There is a common perception that corporate board meetings are rather staged and, frankly, boring. After all, boards approach decision making through a deliberative, consensus-building process. Certain issues are deliberated and voted on; other issues request director observations to guide management.
But external factors are forcing change. With increasing transparency demanded of public companies combined with growing investor activism, corporate board meetings are becoming more visible and more contentious—in a polite sort of way. Conflicts in boardrooms should not be surprising, given the that most of the easy questions in the life of a corporation are answered at management levels far below that of the CEO, the CFO, the general counsel and the company’s board of directors.
The more difficult and material issues that senior management and directors tackle in board meetings include such things as long-term strategy, competition, business expansion, risk appetite, succession, executive compensation, regulation and management talent. With such key business and directional issues at stake, there will be differences of opinion and direction amongst the board and members of management. And where there is a possibility that those conflicts, if not resolved, could become public, there is a greater amount of time and effort needed to understand and address differences of opinion.
The highly publicized boardroom brawl at Hewlett-Packard a few years ago is a case in point. Directors were caught off guard when confidential discussions in the boardroom were reflected shortly thereafter in articles appearing in national publications. Obviously there was a leak somewhere in the company, and the lead director and general counsel set out to find out where it originated. Relationships between management and directors became strained, suspicions between the directors mounted, the press stories continued and all avenues to fix the problem appeared to be messy at best—and at worst, had the potential to destroy the company and its reputation. Ultimately, the price that HP paid was huge, particularly given its status as an iconic company.
Even though in almost all circumstances the board chairman, lead independent director, committee chairs and CEO will take the lead in board deliberations, the GC has a unique role to play in these processes. And there are some key steps that, if regularly followed, will help the GC and the board be prepared if real challenges occur:
Annual review of board governance policy. Use hypotheticals to illustrate how key policies will work in crisis circumstances.

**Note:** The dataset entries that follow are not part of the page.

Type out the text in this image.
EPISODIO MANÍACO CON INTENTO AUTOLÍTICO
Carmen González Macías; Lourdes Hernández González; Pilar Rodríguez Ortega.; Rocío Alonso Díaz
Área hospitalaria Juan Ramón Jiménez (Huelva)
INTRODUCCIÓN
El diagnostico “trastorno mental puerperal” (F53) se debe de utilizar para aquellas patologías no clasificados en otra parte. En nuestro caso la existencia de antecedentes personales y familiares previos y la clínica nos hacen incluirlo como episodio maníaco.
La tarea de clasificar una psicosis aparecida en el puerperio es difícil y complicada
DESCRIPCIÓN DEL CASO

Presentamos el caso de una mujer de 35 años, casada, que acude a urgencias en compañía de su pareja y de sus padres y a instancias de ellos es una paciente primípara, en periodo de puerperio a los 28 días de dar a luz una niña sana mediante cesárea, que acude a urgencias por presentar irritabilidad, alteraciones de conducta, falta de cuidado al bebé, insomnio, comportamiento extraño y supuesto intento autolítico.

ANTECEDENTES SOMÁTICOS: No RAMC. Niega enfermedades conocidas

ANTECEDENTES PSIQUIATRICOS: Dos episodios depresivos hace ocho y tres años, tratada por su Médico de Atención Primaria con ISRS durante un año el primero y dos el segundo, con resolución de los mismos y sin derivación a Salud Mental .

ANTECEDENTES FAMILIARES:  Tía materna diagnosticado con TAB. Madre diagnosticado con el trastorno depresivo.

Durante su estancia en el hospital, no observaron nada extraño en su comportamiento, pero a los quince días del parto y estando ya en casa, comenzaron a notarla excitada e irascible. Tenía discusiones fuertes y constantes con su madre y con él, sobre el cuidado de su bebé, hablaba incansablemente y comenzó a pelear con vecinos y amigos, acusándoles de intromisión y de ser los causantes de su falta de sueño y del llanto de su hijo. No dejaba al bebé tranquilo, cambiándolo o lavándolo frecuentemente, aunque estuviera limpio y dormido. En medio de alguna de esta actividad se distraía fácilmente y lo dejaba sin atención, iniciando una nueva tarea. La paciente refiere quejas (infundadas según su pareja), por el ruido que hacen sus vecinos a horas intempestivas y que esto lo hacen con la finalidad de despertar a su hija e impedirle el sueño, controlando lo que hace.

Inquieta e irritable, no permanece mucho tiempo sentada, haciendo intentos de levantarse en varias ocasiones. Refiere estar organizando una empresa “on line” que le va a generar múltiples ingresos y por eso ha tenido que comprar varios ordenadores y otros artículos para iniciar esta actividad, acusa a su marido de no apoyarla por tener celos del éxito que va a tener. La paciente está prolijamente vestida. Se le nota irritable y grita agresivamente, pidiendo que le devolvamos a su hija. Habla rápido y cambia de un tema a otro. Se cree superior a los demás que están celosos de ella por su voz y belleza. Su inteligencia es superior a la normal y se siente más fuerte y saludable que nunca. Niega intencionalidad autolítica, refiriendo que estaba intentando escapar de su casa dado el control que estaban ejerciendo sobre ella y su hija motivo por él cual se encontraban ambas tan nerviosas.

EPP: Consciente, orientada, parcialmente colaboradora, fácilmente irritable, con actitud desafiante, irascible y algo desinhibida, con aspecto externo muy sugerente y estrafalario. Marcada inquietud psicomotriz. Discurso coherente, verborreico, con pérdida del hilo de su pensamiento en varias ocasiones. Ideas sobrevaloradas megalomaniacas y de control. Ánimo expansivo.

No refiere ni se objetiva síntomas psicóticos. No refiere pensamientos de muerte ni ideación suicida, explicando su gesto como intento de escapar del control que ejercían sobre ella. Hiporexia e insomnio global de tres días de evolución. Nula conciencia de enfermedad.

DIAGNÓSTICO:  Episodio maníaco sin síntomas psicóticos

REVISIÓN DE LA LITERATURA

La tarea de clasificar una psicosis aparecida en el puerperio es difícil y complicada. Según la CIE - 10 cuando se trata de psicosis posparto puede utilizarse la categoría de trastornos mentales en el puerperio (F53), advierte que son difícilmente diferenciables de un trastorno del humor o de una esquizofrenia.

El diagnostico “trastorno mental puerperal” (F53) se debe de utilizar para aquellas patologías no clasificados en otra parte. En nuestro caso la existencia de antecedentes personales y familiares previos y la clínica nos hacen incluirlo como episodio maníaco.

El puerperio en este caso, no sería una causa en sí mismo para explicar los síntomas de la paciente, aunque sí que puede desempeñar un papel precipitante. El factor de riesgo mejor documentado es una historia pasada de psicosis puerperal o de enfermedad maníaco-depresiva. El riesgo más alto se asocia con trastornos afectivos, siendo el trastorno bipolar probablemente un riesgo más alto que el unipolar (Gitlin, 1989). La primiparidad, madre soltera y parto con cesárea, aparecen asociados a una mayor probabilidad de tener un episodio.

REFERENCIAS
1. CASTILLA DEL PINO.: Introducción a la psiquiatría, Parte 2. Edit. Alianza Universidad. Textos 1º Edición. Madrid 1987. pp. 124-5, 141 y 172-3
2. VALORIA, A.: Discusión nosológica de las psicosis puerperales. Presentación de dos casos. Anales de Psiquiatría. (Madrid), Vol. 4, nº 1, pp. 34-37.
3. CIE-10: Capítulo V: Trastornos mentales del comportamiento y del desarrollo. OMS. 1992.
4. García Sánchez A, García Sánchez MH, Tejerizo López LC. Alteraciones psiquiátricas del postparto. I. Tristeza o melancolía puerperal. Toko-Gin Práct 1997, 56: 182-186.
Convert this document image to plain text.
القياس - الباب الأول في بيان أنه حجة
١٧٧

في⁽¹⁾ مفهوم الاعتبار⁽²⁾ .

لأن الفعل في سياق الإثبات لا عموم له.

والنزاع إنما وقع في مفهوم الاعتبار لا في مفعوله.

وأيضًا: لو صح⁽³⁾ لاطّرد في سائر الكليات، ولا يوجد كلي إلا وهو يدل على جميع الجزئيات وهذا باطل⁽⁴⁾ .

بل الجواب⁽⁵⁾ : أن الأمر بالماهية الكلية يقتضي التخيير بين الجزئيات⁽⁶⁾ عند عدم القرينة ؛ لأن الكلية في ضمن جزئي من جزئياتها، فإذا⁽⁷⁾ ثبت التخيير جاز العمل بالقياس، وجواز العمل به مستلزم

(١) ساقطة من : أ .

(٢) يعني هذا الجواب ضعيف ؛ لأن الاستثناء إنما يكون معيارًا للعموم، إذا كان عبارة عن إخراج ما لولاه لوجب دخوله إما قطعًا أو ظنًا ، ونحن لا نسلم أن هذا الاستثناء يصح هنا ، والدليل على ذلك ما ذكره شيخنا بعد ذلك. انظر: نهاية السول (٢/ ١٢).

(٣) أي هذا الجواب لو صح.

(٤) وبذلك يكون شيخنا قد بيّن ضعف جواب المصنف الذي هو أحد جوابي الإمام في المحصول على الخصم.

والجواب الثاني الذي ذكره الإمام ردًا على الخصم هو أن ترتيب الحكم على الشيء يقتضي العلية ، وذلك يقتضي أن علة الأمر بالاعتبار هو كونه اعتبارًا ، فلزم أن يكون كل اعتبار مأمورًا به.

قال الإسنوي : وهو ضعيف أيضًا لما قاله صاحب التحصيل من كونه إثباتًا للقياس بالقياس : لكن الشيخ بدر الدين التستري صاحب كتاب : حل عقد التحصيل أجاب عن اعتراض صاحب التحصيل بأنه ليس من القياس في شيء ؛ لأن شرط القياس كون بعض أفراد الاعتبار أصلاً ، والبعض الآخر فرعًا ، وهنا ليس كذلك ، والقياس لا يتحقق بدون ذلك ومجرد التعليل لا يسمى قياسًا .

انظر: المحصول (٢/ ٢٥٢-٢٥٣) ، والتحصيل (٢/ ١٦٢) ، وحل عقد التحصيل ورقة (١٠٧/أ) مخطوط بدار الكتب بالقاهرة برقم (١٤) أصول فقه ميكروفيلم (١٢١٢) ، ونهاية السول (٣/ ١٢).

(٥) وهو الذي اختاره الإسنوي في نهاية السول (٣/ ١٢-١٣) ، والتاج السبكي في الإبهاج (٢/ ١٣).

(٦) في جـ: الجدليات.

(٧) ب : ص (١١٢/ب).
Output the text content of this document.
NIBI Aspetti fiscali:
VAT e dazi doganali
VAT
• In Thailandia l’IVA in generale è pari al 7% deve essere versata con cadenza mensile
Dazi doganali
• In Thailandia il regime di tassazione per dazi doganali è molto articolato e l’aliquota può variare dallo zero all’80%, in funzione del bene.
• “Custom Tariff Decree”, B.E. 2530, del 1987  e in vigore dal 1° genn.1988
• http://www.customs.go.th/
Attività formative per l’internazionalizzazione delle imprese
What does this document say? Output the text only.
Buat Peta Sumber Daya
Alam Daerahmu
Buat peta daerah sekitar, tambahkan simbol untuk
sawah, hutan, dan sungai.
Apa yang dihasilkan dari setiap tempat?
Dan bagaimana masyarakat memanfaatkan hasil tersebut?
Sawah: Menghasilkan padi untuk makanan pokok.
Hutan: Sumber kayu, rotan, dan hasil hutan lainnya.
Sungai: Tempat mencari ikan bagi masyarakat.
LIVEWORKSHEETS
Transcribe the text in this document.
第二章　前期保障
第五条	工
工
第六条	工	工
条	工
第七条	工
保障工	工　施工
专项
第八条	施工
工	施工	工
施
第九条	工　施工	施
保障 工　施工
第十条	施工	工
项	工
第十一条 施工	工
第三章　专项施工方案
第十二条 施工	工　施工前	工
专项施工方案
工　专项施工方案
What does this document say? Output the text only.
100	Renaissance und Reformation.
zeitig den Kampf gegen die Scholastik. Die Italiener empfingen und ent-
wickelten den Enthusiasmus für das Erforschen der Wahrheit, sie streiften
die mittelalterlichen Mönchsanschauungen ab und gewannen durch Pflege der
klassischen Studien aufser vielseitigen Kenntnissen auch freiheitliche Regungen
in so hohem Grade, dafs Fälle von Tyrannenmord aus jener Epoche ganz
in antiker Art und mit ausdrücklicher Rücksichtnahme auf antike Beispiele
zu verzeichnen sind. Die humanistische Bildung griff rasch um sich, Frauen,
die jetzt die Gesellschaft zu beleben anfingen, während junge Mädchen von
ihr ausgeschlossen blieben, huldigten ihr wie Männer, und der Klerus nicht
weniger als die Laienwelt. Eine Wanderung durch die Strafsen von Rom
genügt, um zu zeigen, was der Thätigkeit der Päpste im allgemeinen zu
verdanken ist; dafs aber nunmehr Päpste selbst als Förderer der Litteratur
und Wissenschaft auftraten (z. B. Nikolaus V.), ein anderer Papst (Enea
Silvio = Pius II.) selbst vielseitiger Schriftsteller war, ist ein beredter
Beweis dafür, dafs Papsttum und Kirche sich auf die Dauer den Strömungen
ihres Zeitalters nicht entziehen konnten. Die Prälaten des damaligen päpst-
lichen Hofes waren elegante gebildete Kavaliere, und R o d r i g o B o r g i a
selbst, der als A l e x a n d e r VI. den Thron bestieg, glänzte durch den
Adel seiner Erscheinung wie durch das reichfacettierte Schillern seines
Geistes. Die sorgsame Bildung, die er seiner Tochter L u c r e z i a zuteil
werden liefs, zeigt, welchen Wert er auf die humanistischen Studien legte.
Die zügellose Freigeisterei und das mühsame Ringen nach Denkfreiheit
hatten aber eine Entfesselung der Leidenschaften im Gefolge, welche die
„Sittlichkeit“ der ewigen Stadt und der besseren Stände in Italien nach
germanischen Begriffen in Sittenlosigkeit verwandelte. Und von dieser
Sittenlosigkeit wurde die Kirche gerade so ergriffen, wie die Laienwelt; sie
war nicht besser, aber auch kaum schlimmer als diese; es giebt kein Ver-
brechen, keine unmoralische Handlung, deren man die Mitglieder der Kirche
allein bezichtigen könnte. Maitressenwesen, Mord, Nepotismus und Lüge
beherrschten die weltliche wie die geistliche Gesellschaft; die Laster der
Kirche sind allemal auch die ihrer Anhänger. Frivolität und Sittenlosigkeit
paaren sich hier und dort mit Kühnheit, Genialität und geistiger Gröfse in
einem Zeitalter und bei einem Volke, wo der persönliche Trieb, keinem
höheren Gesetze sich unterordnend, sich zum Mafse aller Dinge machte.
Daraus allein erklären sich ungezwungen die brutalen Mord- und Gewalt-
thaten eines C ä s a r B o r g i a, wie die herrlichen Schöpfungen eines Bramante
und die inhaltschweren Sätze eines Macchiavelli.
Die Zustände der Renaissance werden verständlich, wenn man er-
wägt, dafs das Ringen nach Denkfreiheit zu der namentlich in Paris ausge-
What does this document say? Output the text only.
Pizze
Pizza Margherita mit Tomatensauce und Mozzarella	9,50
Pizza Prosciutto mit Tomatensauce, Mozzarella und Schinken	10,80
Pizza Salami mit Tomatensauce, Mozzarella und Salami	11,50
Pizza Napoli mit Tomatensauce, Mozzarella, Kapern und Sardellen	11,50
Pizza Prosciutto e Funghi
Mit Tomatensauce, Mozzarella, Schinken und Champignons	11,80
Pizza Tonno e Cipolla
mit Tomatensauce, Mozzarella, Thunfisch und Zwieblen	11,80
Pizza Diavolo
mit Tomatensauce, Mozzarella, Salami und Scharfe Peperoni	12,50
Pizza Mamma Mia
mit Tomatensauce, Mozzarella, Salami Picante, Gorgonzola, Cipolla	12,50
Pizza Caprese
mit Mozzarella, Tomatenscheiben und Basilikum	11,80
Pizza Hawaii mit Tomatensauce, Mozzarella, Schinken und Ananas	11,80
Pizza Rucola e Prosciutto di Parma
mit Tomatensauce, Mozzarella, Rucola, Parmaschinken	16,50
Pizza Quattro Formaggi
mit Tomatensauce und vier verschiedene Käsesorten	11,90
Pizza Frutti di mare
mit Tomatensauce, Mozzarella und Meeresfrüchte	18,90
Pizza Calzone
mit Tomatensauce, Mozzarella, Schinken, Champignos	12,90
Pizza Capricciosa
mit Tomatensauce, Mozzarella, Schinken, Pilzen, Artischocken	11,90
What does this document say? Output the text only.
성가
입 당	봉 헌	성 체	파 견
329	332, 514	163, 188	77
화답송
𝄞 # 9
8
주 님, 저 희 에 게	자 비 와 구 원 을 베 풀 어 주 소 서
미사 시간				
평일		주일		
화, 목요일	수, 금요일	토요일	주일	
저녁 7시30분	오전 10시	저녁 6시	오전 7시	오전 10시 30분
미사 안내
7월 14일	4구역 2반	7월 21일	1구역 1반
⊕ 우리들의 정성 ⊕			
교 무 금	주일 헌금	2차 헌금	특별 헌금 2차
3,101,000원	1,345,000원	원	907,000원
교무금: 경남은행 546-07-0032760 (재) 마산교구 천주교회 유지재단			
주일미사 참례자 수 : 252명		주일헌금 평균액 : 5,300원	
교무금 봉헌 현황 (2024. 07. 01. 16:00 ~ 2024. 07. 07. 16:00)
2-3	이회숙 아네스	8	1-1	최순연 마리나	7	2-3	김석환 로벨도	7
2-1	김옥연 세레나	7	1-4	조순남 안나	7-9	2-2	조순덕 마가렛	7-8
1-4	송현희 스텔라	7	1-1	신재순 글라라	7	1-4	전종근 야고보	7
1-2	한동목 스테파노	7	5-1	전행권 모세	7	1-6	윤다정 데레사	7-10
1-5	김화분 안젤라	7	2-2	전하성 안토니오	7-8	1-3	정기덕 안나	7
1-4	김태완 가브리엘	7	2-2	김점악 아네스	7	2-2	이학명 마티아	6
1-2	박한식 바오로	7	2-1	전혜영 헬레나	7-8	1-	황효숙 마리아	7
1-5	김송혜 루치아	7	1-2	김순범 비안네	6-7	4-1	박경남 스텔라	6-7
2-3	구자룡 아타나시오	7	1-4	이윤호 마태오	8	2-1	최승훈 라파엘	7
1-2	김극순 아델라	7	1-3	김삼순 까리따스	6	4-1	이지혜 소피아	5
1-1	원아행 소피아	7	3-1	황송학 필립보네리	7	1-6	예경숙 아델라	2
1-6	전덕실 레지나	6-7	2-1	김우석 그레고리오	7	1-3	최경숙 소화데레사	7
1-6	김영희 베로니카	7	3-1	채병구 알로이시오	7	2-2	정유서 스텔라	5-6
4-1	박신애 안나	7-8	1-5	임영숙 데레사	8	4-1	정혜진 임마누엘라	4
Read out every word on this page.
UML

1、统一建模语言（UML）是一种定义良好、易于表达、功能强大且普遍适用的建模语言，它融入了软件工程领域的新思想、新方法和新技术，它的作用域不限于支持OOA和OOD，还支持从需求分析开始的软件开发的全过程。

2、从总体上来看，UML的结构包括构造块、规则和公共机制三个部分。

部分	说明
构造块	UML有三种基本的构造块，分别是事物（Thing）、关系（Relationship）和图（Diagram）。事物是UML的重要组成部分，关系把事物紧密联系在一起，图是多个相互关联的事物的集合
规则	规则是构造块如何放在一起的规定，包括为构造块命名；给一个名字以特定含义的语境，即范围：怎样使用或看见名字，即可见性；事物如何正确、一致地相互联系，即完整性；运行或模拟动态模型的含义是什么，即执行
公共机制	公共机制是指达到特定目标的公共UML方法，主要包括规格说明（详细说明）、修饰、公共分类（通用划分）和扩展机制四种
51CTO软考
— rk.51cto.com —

Putting the board through the process of discussing hypotheticals such as major information technology breaches, an unwanted bidder, the unexpected departure of a key executive or similar challenges, gives the board an opportunity to understand how decisions would be made under the policy and how the process should work.
Report of the GC in executive session. Annually, in a board executive session, the GC should review lawyers’ fiduciary responsibilities to the corporation and its shareholders, much like the fiduciary duties of directors to the shareholders who elected them. This discussion with the GC helps directors understand that the GC has a responsibility that is different from other members of management, and that the GC understands and is fully prepared to carry out that role.
The GC’s assessment.The general counsel should be prepared for the director who asks, “What is your opinion on this?” The GC serves as a member of management yet has a legal and fiduciary duty to the corporation and its shareholders. The GC’s candid assessment must be planned and well thought out. If you have reservations about an issue, will you be prepared to discuss those reservations with the board? If so, has management taken steps to address those reservations? If so, discuss those with the board. If not, and you have made your reservations known to management, you should discuss that. Finally, you should state your intention to share your board assessment discussion with management unless the board would prefer you do otherwise.